Non-banks as a source of systemic risk
Shocked by COVID-19, economies dominated with non-banks will once more get more severely hit.
Non-banks raise leverage out of the financial supervision and, thus, make financial system more vulnarable during economic downturns. The US financial system, in particular, is exposed to the off-balance sheet risks such as financial guarantees and insurances created in the securitization process.
Nonbanks have the competitive advantage against banks since they are exempt from the banking requirements in terms of capital and liquidity. Yet these exemptions raise their exposures to financial risks.
Regulators should include the nonbanks within the context of the capital and liquidity requirements. Since securities increase the interdependence among the firms, a more holistic approach should be improved to analyze and monitor the systemic risk instead of individually focusing on each financial institution.
How can non-banks trigger systemic risk?
The expansion of the asset backed securities (ABSs) created a major way of financial intermediation outside the banking sector. Thus, nonbank institutions intermediated and guaranteed ABS products.
While ABSs are profitable in normal times, they cause severe losses in the crisis. Once a panic turns into a crisis, many borrowers loose their jobs and unable to pay their monthly credit installments. So collaterals backing the securities are converted into cash. For mortgage type of securities, backing instruments are borrowers' houses. Thousands of people loose their houses in addition to their jobs. When a huge amount of houses is sold simultaneously, house prices decline causing collaterals not to be able to pay for the whole loan amount. So guarantors of the assets need to cover the excess of loss from defaults.
Collapse of mortgages triggers the fail of other types of ABSs such as asset-backed commercial papers (ABCP). Due to the liquidity shortage in the financial markets, businesses that cannot roll over debt, go bankrupt. As a result, nonbanks, as the guarantors of the ABCPs, undertake a heavy burden once again.
In case nonbanks are not covered under the lender of the last resort mechanism, a liquidity shortage causes their failure that destabilizes the whole financial system triggering a contagion effect. After the 2008 global financial crisis, nonbanks are allowed to directly reach the Fed's liquidity sources. Thanks to the lessons learnt, this time, the Fed rapidly provided liquidity to the entire financial system.

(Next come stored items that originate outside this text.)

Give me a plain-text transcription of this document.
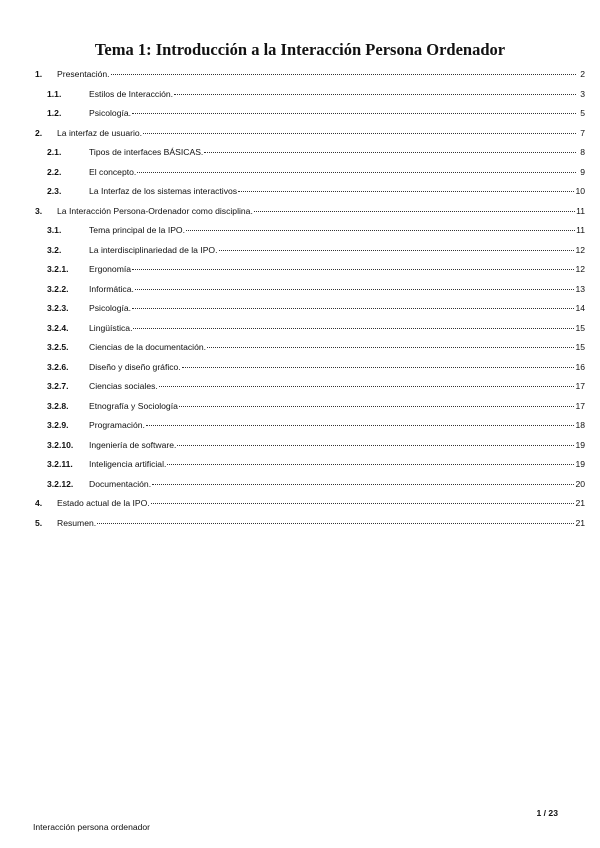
Tema 1: Introducción a la Interacción Persona Ordenador
1.	Presentación.	2
1.1.	Estilos de Interacción.	3
1.2.	Psicología.	5
2.	La interfaz de usuario.	7
2.1.	Tipos de interfaces BÁSICAS.	8
2.2.	El concepto.	9
2.3.	La Interfaz de los sistemas interactivos	10
3.	La Interacción Persona-Ordenador como disciplina.	11
3.1.	Tema principal de la IPO.	11
3.2.	La interdisciplinariedad de la IPO.	12
3.2.1.	Ergonomía	12
3.2.2.	Informática.	13
3.2.3.	Psicología.	14
3.2.4.	Lingüística.	15
3.2.5.	Ciencias de la documentación.	15
3.2.6.	Diseño y diseño gráfico.	16
3.2.7.	Ciencias sociales.	17
3.2.8.	Etnografía y Sociología	17
3.2.9.	Programación.	18
3.2.10.	Ingeniería de software.	19
3.2.11.	Inteligencia artificial.	19
3.2.12.	Documentación.	20
4.	Estado actual de la IPO.	21
5.	Resumen.	21
1 / 23
Interacción persona ordenador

How should systemic risk be regulated
As the nonbank financial sector grows, a greater percentage of lenders and borrowers are matched outside the banking system. Therefore, credit, maturity and liquidity risks are also transferred from banks to new institutions such as guarantors and trusts. So, the related products of these new institutions should be covered by the banking regulations.
Another concern from the regulator point of view is in terms of ABS guarantee or insurance accounting. A guarantee or insurance is not written on the liability side of the balance sheet. Thus, the insurer or guarantor is able to be very high leveraged. Therefore, capital and liquidity requirements should cover off-balance sheet liabilities as well.
Securitization causes the systemic risk to spread much more quickly, increasing the interconnectedness among financial and nonfinancial firms. Especially over the counter transactions increase the exposures to the counter party default risk. Therefore, regulatory bodies should particularly monitor bilateral financial transactions.
Conclusion
Shadow banking emerged and expanded as a result of the need for secure and liquid assets. Securitization (Jobst, 2008) became the leading mechanism of the nonbanks providing maturity transformation (Armour, 1999) in a secure and liquid way.
Unfortunately, the liquidity and safety features of securities are out of service in the crisis time. In traditional banking, depositors used to run from the banks withdrawing their balances. Nowadays, since securities represent a considerable rate of the liquid assets, they are the first ones converted into cash. Hence, a run from securities hits the security markets disabling the match between supply and demand. In consequence, the nonbanks guaranteeing and investing in ABSs write off great losses. Furthermore, their failure destabilizes whole financial system unless they are provided necessary liquidity by central banks.
Within the context of systemic risk precautions, regulators should cover the nonbanks in the banking regulations. Off-balance sheet liabilities should be taken into account while calculating the capital and liquidity requirements. Lastly, the complex financial relations resulting from ABSs should be analyzed periodically.
References
Andreas Jobst, 2008, Back to basics - what is securitization? Finance & Development 45, 48.
Armour, John, Dan Awrey, Paul Davies, Luca En riques, Jeffrey Gordon, Colin Mayer and Jennifer Payne, 1999, Principles of Financial Regulation (Oxford: Oxford Universit. Press), pp. 275-289.
Pozsar, Zoltan, 2011, Institutional Cash Pools and the Triffin Dilemma of the U.S. Banking System, International Monetary Fund Working Paper 11/19.